Aux saluts qui précédent le premier entracte, il nomme les danseurs par leurs prénoms à son voisin, qui acquiesce. La lumière se rallume et je vois que, sous son bob de touriste américain, mon voisin ressemble étrangement à Forsythe. J’adore me faire des films ; j’étais persuadée, en venant, que l’homme en face de moi dans le métro était un danseur du ballet de l’Opéra de Lyon : et que j’appuie de la main au-dessus du genou jusqu’à avoir le mollet parfaitement à l’horizontal, et que je change de jambe en retroussant mon pantalon un peu trop serré, et que je me masse le haut du mollet, et que je me tortille sur mon siège pour soulager des courbatures… Quand vous faites du premier inconnu sportif venu un danseur du ballet de l’Opéra de Lyon, que votre voisin ressemble à Forsythe, c’est bien la moindre des choses.
Mais alors qu’au second entracte, mes voisins discutent volume sonore, juste après avoir entendu my neighbour too, il me prend à partie : « The music was too loud, right ? » Le voisin du voisin renchérit, en français dans le texte : on n’a pourtant pas arrêté de leur dire qu’il fallait baisser le son…
C’était donc bien Forsythe, parti avant que je ne reprenne mes esprits. Après que son acolyte est revenu pour organiser le décalage de la rangée, de manière à ce que « Bill » soit sur le côté pour aller saluer, que je lui ai tendu la veste que le chorégraphe a laissée sur son siège et que Palpatine a entamé le deuil de l’autographe qu’il comptait demander, je me rends compte que « Yes » aura été la seule chose que je lui ai dite.
Mais qu’aurais-je bien pu dire d’autre que « Thank you » en quelques minutes d’entracte ? Je n’ai rien à dire et tout à observer.
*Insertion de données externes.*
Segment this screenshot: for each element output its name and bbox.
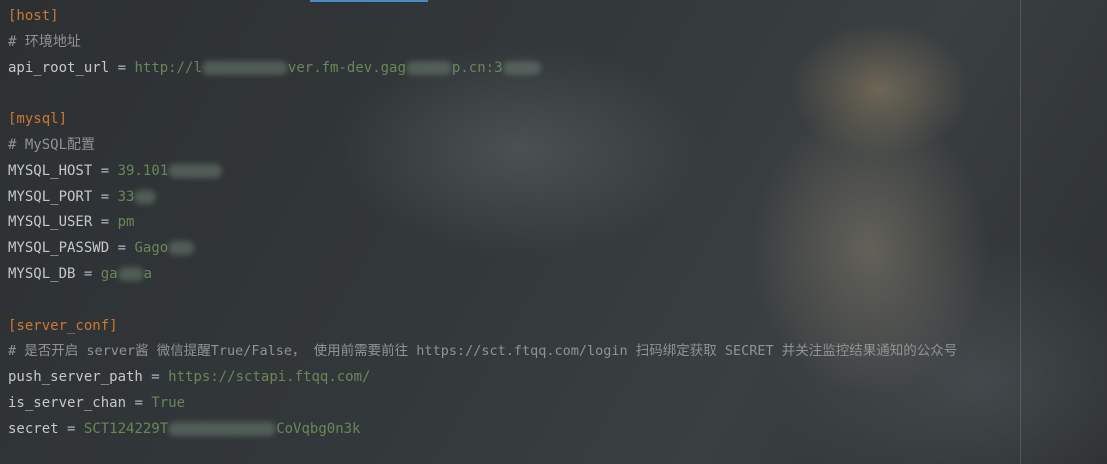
empty-line[interactable]	[8, 81, 1107, 107]
key-api-root-url: api_root_url	[8, 59, 110, 76]
code-line[interactable]: # 是否开启 server酱 微信提醒True/False， 使用前需要前往 h…	[8, 339, 1107, 365]
redaction-blur	[134, 189, 157, 204]
code-line[interactable]: is_server_chan = True	[8, 391, 1107, 417]
code-line[interactable]: MYSQL_DB = ga a	[8, 262, 1107, 288]
key-mysql-port: MYSQL_PORT	[8, 188, 93, 205]
redaction-blur	[117, 266, 144, 281]
equals-sign: =	[100, 214, 110, 231]
equals-sign: =	[100, 162, 110, 179]
value-api-root-url-part2: ver.fm-dev.gag	[287, 59, 406, 76]
code-line[interactable]: MYSQL_HOST = 39.101	[8, 159, 1107, 185]
active-tab-indicator	[310, 0, 428, 2]
value-mysql-user: pm	[117, 214, 135, 231]
value-is-server-chan: True	[151, 394, 186, 411]
key-mysql-host: MYSQL_HOST	[8, 162, 93, 179]
code-line[interactable]: [host]	[8, 4, 1107, 30]
equals-sign: =	[67, 420, 76, 437]
key-mysql-user: MYSQL_USER	[8, 214, 93, 231]
comment-mysql: # MySQL配置	[8, 136, 96, 153]
code-line[interactable]: secret = SCT124229T CoVqbg0n3k	[8, 417, 1107, 443]
value-secret-part2: CoVqbg0n3k	[276, 420, 361, 437]
value-push-server-path: https://sctapi.ftqq.com/	[168, 369, 371, 386]
equals-sign: =	[151, 369, 160, 386]
key-push-server-path: push_server_path	[8, 369, 143, 386]
empty-line[interactable]	[8, 288, 1107, 314]
comment-host: # 环境地址	[8, 33, 81, 50]
section-header-host: [host]	[8, 8, 59, 24]
code-line[interactable]: # 环境地址	[8, 30, 1107, 56]
key-mysql-db: MYSQL_DB	[8, 265, 76, 282]
section-header-server-conf: [server_conf]	[8, 317, 118, 334]
code-line[interactable]: # MySQL配置	[8, 133, 1107, 159]
redaction-blur	[502, 60, 541, 75]
value-api-root-url-part3: p.cn:3	[451, 59, 503, 76]
section-header-mysql: [mysql]	[8, 111, 68, 128]
value-mysql-port: 33	[117, 188, 135, 205]
equals-sign: =	[117, 240, 127, 257]
code-line[interactable]: [mysql]	[8, 107, 1107, 133]
equals-sign: =	[83, 265, 93, 282]
redaction-blur	[168, 163, 223, 178]
code-line[interactable]: MYSQL_PORT = 33	[8, 185, 1107, 211]
code-line[interactable]: MYSQL_PASSWD = Gago	[8, 236, 1107, 262]
value-mysql-db-part1: ga	[100, 265, 118, 282]
redaction-blur	[405, 60, 452, 75]
value-mysql-passwd: Gago	[134, 240, 169, 257]
key-secret: secret	[8, 420, 59, 437]
code-line[interactable]: push_server_path = https://sctapi.ftqq.c…	[8, 365, 1107, 391]
redaction-blur	[168, 421, 277, 436]
code-editor[interactable]: [host] # 环境地址 api_root_url = http://l ver…	[8, 4, 1107, 443]
code-line[interactable]: api_root_url = http://l ver.fm-dev.gag p.c…	[8, 56, 1107, 82]
comment-server-conf: # 是否开启 server酱 微信提醒True/False， 使用前需要前往 h…	[8, 343, 958, 360]
value-secret-part1: SCT124229T	[83, 420, 169, 437]
value-mysql-db-part2: a	[143, 265, 153, 282]
key-mysql-passwd: MYSQL_PASSWD	[8, 240, 110, 257]
code-line[interactable]: [server_conf]	[8, 314, 1107, 340]
equals-sign: =	[134, 394, 143, 411]
code-line[interactable]: MYSQL_USER = pm	[8, 210, 1107, 236]
redaction-blur	[201, 60, 288, 75]
redaction-blur	[168, 241, 195, 256]
value-mysql-host: 39.101	[117, 162, 169, 179]
equals-sign: =	[117, 59, 127, 76]
key-is-server-chan: is_server_chan	[8, 394, 127, 411]
equals-sign: =	[100, 188, 110, 205]
value-api-root-url-part1: http://l	[134, 59, 202, 76]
Tout ce que je veux entendre est là, devant moi : le théorème des membres, dans l’espace de la scène, envahi ou structuré par d’immenses suspensions, et l’espace des corps, terriblement acérés, terriblement sexy, des danseurs du ballet de l’Opéra de Lyon.
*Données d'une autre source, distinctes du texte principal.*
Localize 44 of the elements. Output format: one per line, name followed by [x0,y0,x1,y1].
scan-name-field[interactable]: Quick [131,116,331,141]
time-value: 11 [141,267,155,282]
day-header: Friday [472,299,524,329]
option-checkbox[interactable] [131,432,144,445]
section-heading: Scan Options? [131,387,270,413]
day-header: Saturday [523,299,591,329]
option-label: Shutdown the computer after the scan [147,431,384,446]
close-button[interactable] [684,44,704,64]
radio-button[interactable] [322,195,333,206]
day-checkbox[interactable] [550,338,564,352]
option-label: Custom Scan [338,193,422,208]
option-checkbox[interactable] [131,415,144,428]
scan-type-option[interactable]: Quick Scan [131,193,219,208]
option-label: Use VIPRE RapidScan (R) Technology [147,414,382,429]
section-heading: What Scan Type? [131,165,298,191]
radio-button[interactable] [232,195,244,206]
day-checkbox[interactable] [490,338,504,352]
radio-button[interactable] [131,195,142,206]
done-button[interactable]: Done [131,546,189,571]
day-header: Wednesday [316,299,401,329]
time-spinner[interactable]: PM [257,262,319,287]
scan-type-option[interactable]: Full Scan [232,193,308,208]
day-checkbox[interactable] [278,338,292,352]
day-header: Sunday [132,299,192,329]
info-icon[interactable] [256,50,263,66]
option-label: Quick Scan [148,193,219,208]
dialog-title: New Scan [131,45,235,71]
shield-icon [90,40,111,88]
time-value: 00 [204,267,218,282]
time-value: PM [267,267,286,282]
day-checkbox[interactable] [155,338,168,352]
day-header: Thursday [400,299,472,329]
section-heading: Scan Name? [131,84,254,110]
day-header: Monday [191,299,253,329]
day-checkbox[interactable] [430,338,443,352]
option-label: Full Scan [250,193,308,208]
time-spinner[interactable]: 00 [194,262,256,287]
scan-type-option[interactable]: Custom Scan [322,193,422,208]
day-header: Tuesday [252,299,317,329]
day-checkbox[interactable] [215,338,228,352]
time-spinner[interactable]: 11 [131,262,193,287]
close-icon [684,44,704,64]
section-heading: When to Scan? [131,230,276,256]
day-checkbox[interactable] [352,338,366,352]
Si on place un objet en travers d’une source lumineuse, il projette nécessairement une ombre ; si on lance une jambe en déhanchant, alors le poids du corps est nécessairement projeté vers cette jambe ; si on lance les bras en avant, le buste recule ; si on les lance en arrière, il est projeté en avant ; si, si, si, si A, alors nécessairement B, et c’est comme cela que l’on se met à chorégraphier, en explorant les possibles du corps à partir de ses contraintes, et c’est comme cela que l’on se met à scénographier, en structurant l’espace par des dispositifs qui y font obstacle. De l’ombre projetée successivement par un immense carré pivotant sur l’un de ses sommets, un mur ondulé et une sculpture-conque de bateau, surgit la poésie en même temps que les corps, qui ne cessent de disparaître pour mieux connaître, naître avec – avec la lumière et de nouvelles figures. On est toujours surpris : par un danseur qui prend la tangente, par un autre qui déboule dans un pantalon à franges lui donnant un volume inattendu, par une forme qui descend le long d’un mur et devient un danseur une fois arrivé sur le plateau ou encore par les ondulations d’une corde agitée en coulisses, qui hypnotisent comme le cardiogramme d’une bête inconnue.
Placé sur le côté, on doit louper une bonne partie des effets, mais du milieu, le divertissement est total, sans cesse diverti, averti, que l’on est par le surgissement d’un membre, d’un mouvement. On s’éclate, comme cette danseuse sur le côté, qui va, balançant les bras, d’avant en arrière et d’arrière en avant, pas loin mais avec beaucoup de rebond, comme si elle était sous une lumière stroboscopique en boite de nuit. Yo, man ! Voilà tout ce que j’avais envie de dire à Forsythe. Ce n’est peut-être pas plus mal que je sois restée muette, tout compte fait.